Begitu sering kita menjumpai kedua bahan makanan itu juga di nasi goreng pinggir jalan. Bahkan, ritel perusahaan ayam goreng multinasional dengan merk dagang ayam krispi dan fast food telah menjamur di seluruh dunia, tak terkecuali Indonesia. Tak bisa dibantah juga, ada yang sangat menggemari keduanya itu. Dari barat hingga ke timur, sudah pasti keduanya ini hadir dalam menu dengan olahan yang khas dari negara masing-masing. Saya pun sangat menyukai ayam dan telur, terutama bila sudah dibalur dengan bumbu-bumbu khas nusantara maupun yang dimasak dengan ala ala masakan barat. Wah, mendengar namanya saja sudah membuat perut keroncongan saking favoritnya. Bagaimana? Sudah terpikir akan telur masak dari restoran Padang?

Berbagai opini tentang ayam dan telur banyak di benak tiap orang, tetapi bagi tubuh Anda, yang terbaca adalah khasiat telur dan ayam yang tinggi protein. Tentunya Anda pernah mendengar yang namanya protein, yakni ialah zat yang dibutuhkan tubuh untuk bertumbuh. Bukan hanya untuk anak-anak, namun protein sangat berguna bagi tubuh, tak mengenal usianya. Para olahragawan contohnya, membutuhkan protein untuk pembentukan otot sehingga akan mendapat massa otot yang dikehendaki.

Tetapi, meski mengetahui manfaat telur dan ayam sebagai sumber gizi yang dahsyat, karena isu-isu negatif yang dilontarkan dan hilir mudik di kehidupan kita sehari-hari, banyak yang memutuskan untuk mengurangi konsumsi sumber protein ini sampai seminimal mungkin.

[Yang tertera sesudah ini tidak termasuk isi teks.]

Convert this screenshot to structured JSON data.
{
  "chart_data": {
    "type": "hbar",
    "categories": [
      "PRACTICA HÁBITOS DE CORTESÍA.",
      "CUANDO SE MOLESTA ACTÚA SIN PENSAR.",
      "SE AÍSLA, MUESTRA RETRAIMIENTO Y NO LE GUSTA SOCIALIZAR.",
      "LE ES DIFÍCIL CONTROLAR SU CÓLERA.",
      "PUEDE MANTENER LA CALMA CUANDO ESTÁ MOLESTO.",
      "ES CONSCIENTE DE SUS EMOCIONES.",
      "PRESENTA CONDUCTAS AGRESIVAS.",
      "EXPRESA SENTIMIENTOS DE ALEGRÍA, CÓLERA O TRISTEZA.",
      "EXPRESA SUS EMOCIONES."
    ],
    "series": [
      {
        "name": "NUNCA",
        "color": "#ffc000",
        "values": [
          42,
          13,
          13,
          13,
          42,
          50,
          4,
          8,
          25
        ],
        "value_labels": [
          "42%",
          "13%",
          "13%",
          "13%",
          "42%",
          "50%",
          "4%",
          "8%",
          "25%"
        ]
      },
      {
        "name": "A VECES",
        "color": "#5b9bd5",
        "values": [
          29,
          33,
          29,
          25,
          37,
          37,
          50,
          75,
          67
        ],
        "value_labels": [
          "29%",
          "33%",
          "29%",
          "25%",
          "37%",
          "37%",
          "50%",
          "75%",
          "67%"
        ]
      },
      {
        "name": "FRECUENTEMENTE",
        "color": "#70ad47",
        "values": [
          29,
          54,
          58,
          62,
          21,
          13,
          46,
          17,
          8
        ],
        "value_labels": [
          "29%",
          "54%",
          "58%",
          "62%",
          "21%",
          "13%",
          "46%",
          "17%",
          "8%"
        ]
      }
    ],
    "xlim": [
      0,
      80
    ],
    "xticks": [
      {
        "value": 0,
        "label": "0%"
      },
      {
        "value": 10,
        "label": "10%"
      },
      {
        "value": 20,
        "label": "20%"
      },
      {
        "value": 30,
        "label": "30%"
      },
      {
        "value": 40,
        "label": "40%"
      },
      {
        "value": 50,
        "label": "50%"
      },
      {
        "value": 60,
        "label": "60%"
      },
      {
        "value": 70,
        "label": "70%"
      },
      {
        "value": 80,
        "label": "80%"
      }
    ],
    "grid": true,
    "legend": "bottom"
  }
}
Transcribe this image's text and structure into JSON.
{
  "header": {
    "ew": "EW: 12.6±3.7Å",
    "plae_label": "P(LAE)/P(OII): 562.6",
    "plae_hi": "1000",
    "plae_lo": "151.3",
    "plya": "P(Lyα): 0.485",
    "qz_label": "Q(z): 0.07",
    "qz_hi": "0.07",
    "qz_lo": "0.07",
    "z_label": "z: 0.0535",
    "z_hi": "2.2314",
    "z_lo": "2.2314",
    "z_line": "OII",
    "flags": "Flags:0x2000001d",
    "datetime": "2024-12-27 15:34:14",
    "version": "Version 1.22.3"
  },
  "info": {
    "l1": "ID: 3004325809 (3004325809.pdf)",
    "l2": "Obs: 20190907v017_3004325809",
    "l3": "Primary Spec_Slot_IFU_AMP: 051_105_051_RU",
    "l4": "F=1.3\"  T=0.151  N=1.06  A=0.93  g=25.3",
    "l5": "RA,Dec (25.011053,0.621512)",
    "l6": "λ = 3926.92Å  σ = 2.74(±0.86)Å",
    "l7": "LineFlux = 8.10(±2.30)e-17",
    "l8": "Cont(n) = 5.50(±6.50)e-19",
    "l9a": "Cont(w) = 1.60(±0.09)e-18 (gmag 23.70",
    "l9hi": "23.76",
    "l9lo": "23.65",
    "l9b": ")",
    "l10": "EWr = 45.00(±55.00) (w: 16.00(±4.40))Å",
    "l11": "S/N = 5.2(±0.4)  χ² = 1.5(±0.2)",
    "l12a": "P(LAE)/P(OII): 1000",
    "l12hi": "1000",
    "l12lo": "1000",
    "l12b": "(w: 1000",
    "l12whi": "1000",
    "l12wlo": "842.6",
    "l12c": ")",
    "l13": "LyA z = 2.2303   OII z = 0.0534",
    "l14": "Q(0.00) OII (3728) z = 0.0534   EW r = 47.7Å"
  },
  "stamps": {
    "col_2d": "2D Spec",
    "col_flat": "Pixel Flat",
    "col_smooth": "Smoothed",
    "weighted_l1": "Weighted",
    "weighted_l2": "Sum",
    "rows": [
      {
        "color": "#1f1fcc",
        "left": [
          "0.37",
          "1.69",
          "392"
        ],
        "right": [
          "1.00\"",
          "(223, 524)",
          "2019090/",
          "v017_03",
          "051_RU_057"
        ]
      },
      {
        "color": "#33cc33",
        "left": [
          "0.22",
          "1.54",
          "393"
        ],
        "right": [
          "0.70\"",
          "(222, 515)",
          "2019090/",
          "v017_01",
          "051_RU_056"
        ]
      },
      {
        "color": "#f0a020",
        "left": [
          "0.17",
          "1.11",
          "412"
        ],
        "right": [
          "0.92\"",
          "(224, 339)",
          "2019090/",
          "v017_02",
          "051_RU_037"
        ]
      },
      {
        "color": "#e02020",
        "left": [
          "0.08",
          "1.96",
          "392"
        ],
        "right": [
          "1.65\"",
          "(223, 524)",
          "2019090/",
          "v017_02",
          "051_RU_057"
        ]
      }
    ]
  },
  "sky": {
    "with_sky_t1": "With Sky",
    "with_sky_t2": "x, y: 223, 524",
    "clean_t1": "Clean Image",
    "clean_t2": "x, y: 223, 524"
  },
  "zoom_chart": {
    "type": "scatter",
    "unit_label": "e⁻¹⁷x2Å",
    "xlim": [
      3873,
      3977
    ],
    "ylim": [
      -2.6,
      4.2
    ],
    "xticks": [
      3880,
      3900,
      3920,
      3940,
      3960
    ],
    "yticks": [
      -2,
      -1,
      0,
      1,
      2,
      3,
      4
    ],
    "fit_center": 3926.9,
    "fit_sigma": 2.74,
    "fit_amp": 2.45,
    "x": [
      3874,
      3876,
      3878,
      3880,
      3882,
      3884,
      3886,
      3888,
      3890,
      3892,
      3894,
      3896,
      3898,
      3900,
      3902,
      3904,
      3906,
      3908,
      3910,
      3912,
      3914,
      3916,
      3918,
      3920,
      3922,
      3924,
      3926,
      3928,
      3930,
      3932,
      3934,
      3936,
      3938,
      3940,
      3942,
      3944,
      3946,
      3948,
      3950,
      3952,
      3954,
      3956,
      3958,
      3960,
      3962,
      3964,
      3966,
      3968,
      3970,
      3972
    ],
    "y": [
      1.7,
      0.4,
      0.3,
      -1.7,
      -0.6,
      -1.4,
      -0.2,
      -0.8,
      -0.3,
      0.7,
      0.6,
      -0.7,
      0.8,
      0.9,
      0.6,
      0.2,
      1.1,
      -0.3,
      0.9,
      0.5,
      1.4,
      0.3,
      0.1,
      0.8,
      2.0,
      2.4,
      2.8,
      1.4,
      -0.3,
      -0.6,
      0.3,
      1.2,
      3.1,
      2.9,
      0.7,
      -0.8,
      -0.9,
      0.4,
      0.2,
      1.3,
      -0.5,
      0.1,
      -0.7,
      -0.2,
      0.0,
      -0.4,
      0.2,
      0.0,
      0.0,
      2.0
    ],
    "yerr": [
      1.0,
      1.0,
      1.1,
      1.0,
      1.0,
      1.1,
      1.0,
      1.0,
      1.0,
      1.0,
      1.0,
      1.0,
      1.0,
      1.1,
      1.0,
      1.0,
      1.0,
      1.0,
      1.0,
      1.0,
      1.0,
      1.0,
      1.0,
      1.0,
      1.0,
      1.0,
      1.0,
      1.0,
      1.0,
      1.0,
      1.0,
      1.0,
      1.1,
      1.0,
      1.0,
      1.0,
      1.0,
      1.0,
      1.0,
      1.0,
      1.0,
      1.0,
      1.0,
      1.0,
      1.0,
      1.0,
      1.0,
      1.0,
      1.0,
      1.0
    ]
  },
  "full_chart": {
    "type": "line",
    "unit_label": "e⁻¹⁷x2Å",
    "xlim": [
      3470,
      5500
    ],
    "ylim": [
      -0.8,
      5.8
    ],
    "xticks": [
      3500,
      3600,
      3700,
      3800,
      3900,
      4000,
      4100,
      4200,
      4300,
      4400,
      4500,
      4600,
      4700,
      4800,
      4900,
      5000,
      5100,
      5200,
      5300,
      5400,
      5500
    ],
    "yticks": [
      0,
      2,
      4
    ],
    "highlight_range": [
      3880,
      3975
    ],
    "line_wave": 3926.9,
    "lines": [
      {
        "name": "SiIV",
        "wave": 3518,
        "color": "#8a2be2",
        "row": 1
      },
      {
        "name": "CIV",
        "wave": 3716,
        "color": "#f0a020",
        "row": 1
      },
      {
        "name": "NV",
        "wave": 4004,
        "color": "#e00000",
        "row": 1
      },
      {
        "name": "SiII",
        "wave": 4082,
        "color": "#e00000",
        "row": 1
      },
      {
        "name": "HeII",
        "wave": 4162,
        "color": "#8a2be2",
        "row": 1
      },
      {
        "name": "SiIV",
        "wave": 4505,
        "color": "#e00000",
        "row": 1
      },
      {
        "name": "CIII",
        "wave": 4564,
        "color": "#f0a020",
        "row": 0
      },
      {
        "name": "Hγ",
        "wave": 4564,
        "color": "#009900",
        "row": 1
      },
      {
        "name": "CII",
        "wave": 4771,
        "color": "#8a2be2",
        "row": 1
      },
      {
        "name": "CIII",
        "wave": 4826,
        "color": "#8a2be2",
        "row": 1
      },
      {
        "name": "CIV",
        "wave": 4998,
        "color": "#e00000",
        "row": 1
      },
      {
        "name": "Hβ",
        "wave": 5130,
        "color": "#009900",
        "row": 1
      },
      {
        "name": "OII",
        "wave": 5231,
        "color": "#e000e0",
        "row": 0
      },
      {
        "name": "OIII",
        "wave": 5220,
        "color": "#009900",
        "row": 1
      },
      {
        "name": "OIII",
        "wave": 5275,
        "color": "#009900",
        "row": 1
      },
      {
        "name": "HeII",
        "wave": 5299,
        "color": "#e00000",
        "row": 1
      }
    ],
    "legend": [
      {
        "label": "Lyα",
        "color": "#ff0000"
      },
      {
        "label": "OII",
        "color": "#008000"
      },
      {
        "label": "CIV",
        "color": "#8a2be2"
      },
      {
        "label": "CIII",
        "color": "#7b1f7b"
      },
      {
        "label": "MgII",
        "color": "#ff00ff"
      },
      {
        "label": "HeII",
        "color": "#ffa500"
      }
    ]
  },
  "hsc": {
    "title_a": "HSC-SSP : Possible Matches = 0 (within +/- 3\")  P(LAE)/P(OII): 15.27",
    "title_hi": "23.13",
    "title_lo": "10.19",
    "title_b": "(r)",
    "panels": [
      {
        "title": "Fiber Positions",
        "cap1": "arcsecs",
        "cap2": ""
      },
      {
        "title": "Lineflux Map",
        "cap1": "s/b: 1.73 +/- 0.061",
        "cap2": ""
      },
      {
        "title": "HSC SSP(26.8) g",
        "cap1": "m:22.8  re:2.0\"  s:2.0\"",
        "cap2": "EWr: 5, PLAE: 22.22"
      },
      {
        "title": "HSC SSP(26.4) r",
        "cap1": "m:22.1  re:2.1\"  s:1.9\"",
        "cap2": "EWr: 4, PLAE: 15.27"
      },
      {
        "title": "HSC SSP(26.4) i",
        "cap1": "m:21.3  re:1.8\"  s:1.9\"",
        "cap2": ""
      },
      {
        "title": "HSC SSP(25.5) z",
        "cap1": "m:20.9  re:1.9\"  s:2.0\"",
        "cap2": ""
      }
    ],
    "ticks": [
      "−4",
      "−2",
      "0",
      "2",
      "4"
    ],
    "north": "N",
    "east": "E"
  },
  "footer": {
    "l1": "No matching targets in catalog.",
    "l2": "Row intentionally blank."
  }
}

Untuk kasus telur, banyak yang mengatakan bahwa telur penyebab bisul. Tetapi sesungguhnya, bagi Anda yang tidak mempunyai histori alergi telur tidak perlulah khawatir, karena bisul sendiri adalah reaksi tubuh yang alergi terhadap barang yang dianggap asing, demikianlah yang telah dijabarkan di sebuah artikel pada pinsarindonesia.com. Telur adalah sebuah bahan makanan yang sungguh bergizi. Tertera pada Wikipedia, telur mengandung tinggi vitamin B12 dan B2 yang berguna sebagai antioksidan dan memproduksi sel darah merah. Tidak jarang orang berpendapat: Tidak mau makan telur sebab kolesterolnya tinggi, padahal sebenarnya yang terkandung pada telur sendiri adalah kolesterol yang baik. Faktanya, mayoritas orang menderita kolesterol dikarenakan memakan masakan yang dimasak dengan minyak yang berulang.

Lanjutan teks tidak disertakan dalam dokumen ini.